Why Is My Upstairs So Cold/Not Heating?
When the downstairs of your home is warm, but it’s very cold upstairs, that can cause an ice-cold night for anyone whose bedrooms are on the upper floor. The most frequent explanations for an upstairs not heating like it is supposed to are the insulation levels and the ductwork.
Inadequate insulation lets cold air to seep through the home’s attic or walls and contribute to heat loss, creating colder temperatures on the upper levels. It’s essential to make sure your home has a solid, level layer of insulation in the attic and appropriate insulation in the walls to keep the cold out and the heat inside.
The ductwork in a home plays a very important role in distributing conditioned air throughout different rooms of the building. However, issues with the ductwork can result in the upstairs being colder than the downstairs. A typical explanation for this is improper airflow balance. The ducts may not be the right size or design, resulting in an uneven distribution of air between the floors. This can cause more warm air to be directed to the downstairs, causing insufficient airflow—which is the heated air—on the higher floors.
Another possible issue with the ductwork is the layout of the supply and return vents. If there are fewer vents on the upper level or they are not correctly positioned, it can reduce air circulation and cause inadequate heating or cooling. Also, leaks or gaps in the ductwork can lead to air loss, reducing the overall efficiency of the HVAC system and making the temperature difference more pronounced.
To determine why the upstairs is colder than the downstairs, homeowners should hve their ductwork examined by skilled HVAC pros like the team at Patterson & Stirling to identify any imbalances, leaks or inadequacies. Sealing leaks and adding more vents or adjusting existing ones can help improve airflow and ensure a more consistent temperature balance between the upstairs and downstairs.

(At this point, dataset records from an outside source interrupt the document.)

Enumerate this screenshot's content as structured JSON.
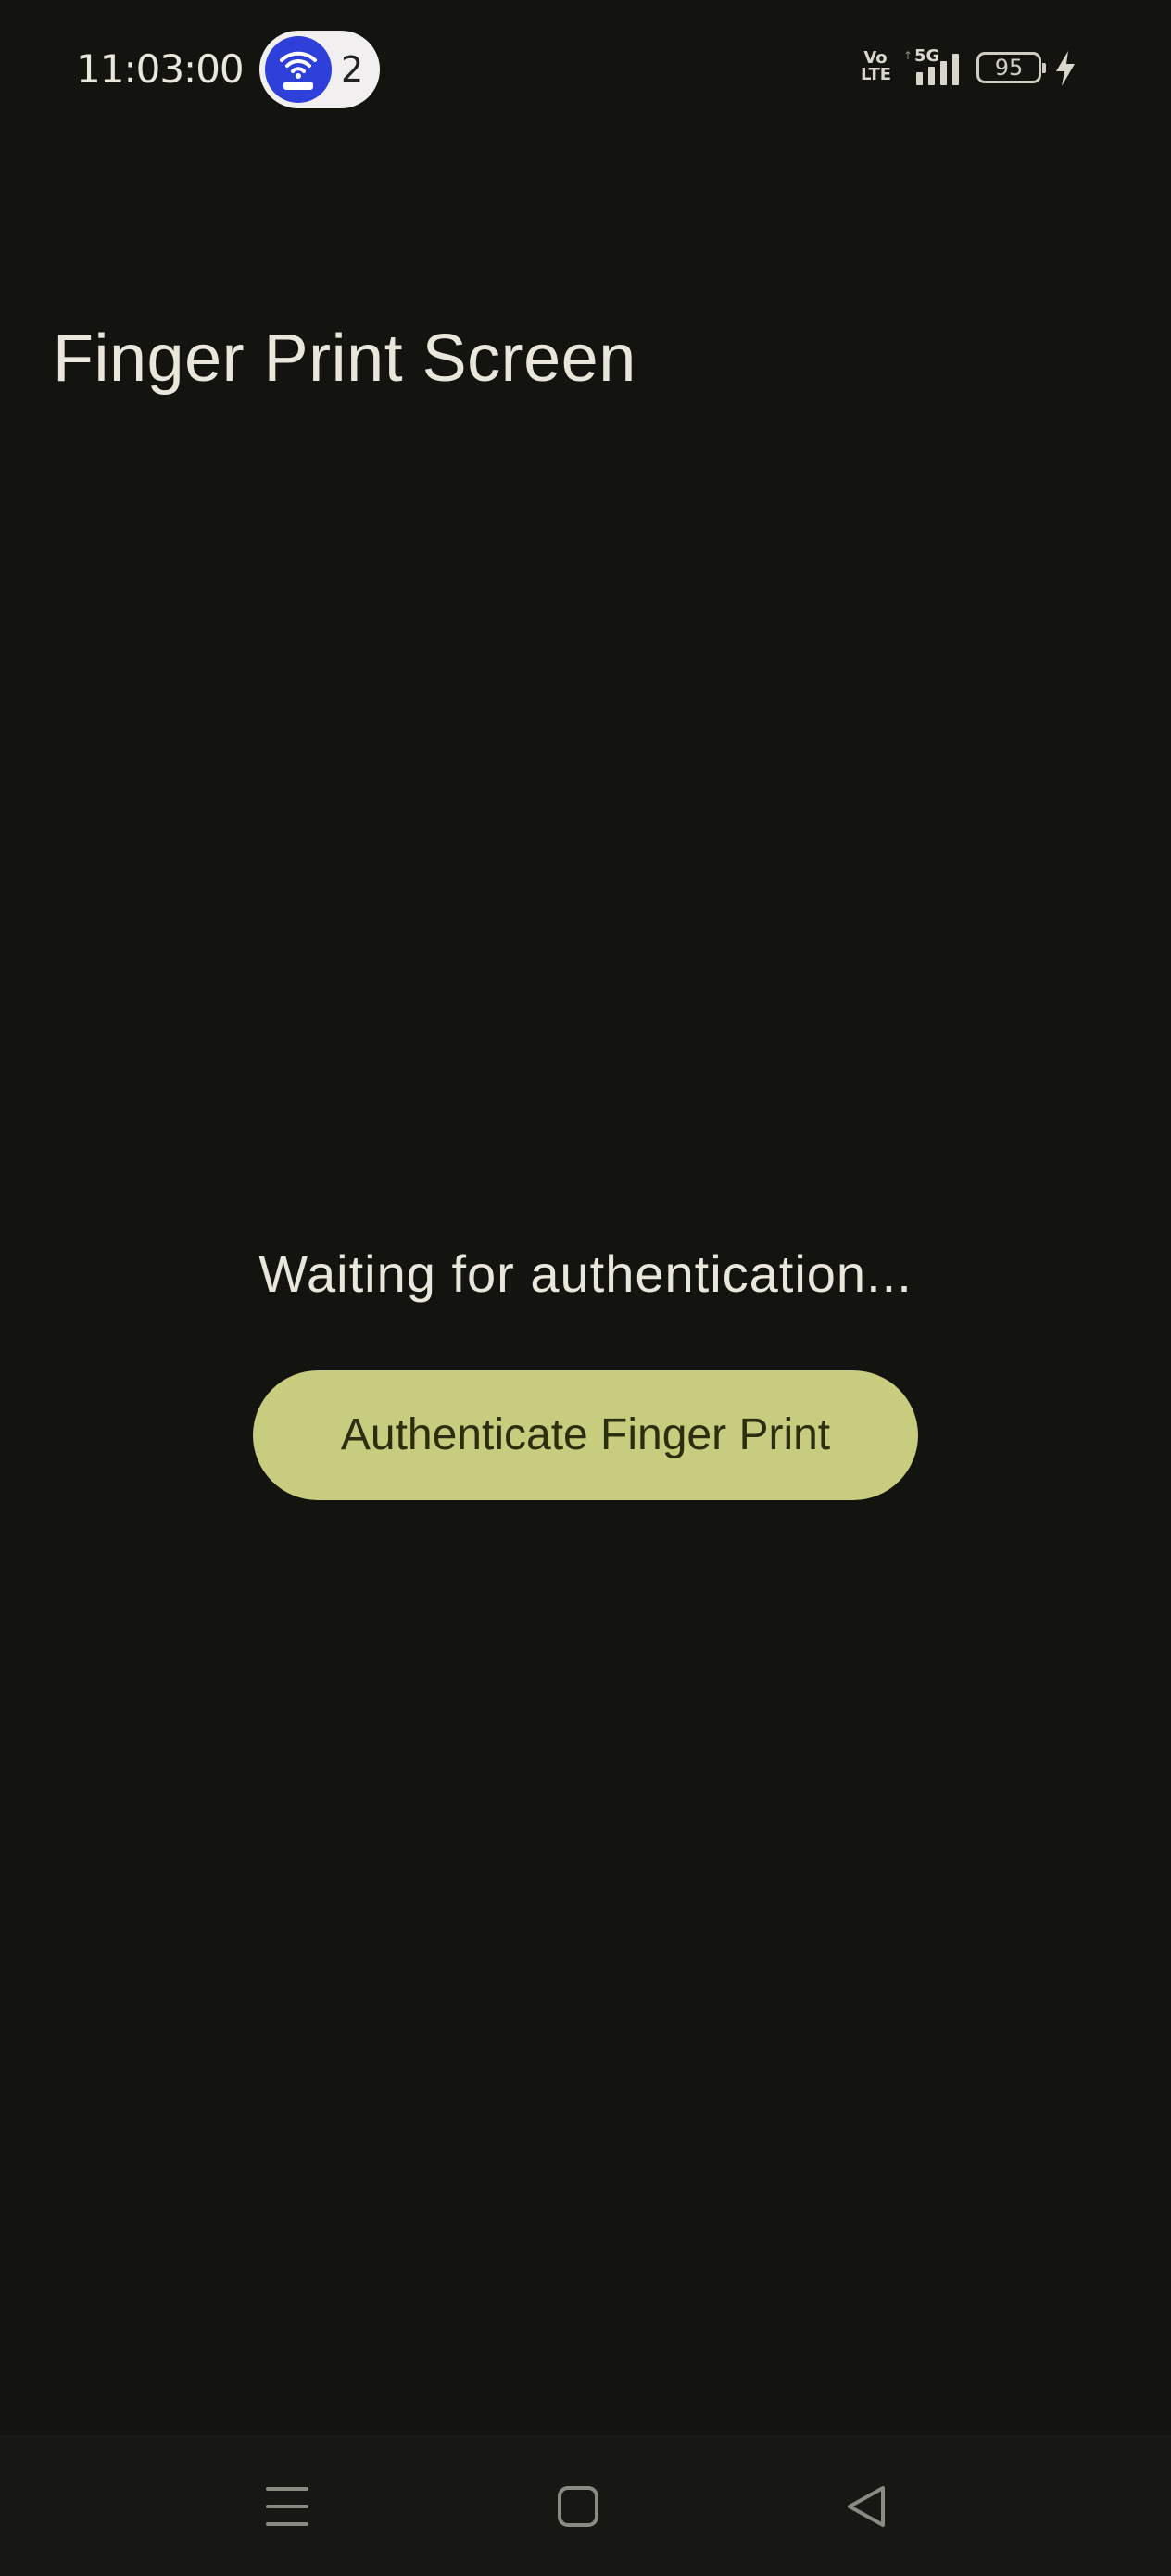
{
  "status_bar": {
    "time": "11:03:00",
    "hotspot_count": "2",
    "volte_label_top": "Vo",
    "volte_label_bottom": "LTE",
    "network_label": "5G",
    "battery_level": "95",
    "icons": [
      "hotspot-icon",
      "volte-icon",
      "signal-icon",
      "battery-icon",
      "charging-icon"
    ]
  },
  "app": {
    "title": "Finger Print Screen"
  },
  "main": {
    "status_message": "Waiting for authentication...",
    "auth_button_label": "Authenticate Finger Print"
  },
  "nav_bar": {
    "icons": [
      "menu-icon",
      "home-icon",
      "back-icon"
    ]
  },
  "colors": {
    "background": "#13140f",
    "button": "#c7cc7e",
    "button_text": "#2b2f10",
    "text": "#e9e6dc",
    "hotspot_accent": "#2f3fd9"
  }
}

How You Can Fix a Hot or Cold Upstairs?
If your upstairs is hotter or colder than the rest of your home, an HVAC zoning system could be an effective solution.
An HVAC zoning system separates the home into distinct zones, which each have their own thermostat and damper system so the homeowner can modify the heating or cooling of each zone.

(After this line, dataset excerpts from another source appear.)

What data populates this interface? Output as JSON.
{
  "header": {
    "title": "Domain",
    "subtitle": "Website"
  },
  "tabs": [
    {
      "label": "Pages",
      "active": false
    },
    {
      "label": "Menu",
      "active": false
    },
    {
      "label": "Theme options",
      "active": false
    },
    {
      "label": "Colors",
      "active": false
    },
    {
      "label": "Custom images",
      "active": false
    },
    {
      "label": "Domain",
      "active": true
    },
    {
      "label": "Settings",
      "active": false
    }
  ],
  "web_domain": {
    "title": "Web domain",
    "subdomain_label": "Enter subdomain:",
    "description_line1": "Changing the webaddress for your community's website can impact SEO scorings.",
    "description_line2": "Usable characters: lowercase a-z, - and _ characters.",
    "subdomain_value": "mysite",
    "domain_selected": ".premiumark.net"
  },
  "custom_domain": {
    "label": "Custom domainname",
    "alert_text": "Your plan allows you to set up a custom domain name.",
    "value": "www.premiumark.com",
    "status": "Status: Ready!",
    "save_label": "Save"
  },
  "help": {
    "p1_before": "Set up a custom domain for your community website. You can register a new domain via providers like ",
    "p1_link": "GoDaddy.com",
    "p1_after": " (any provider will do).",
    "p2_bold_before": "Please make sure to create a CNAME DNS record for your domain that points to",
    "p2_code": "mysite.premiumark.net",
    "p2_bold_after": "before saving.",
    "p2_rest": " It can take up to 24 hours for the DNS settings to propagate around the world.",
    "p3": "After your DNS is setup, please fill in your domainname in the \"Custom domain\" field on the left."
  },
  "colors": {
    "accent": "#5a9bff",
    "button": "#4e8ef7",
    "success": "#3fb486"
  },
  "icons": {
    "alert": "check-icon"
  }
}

This system can be especially effective in scenarios where the upstairs of a multi-story home is very hot or extremely cold while the main floor is comfortable. By implementing a zoning system, homeowners can regulate the temperature independently in each zone, allowing them to address specific hot or cold spots effectively.
To learn more about an HVAC zoning system in Erie, call Patterson & Stirling. We’ve developed and installed customized home comfort plans for many community members and are happy to show how an HVAC zoning system could work in your home.

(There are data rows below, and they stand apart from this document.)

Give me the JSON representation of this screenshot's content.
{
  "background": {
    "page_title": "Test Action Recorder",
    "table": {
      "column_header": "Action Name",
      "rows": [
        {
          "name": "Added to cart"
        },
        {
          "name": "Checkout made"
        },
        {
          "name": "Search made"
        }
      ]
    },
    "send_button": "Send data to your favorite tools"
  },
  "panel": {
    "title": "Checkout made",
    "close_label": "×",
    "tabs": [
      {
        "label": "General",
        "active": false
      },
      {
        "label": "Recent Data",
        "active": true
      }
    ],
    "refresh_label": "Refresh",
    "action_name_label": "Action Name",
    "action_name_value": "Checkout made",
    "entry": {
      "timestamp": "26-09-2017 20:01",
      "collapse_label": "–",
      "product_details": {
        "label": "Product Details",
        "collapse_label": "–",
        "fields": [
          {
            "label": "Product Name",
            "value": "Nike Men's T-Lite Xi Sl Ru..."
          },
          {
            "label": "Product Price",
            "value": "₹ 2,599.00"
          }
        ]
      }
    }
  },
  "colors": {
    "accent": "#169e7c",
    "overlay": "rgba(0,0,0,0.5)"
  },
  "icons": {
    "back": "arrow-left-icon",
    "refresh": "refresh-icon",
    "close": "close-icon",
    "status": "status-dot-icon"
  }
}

Why Is My Upstairs So Humid?
In addition to the upper story being hotter or colder than the rest of the house, another challenge in multi-floor homes is when the higher levels are more humid than downstairs.
A common cause for excess upper floor humidity is weak ventilation on the upper floor, which can produce increased humidity levels. As is often the case with temperature differences between floors, poor insulation or sealing in the attic or walls may allow warm, humid air from outside infiltrate the upstairs rooms. And, if there are any leaks or plumbing problems on the upper floor, that can also lead to unwanted moisture in that section of a home.
To deal with humidity problems, homeowners can increase ventilation by getting fans or opening windows to promote airflow. Appropriate levels of insulation in the attic and better sealing the attic and walls can help prevent external moisture from entering the upstairs. Finding and repairing any leaks or plumbing issues is also critical.
Depending on the levels of moisture found in the home, a whole-home dehumidifier could be another worthwhile tool to control humidity in the residence.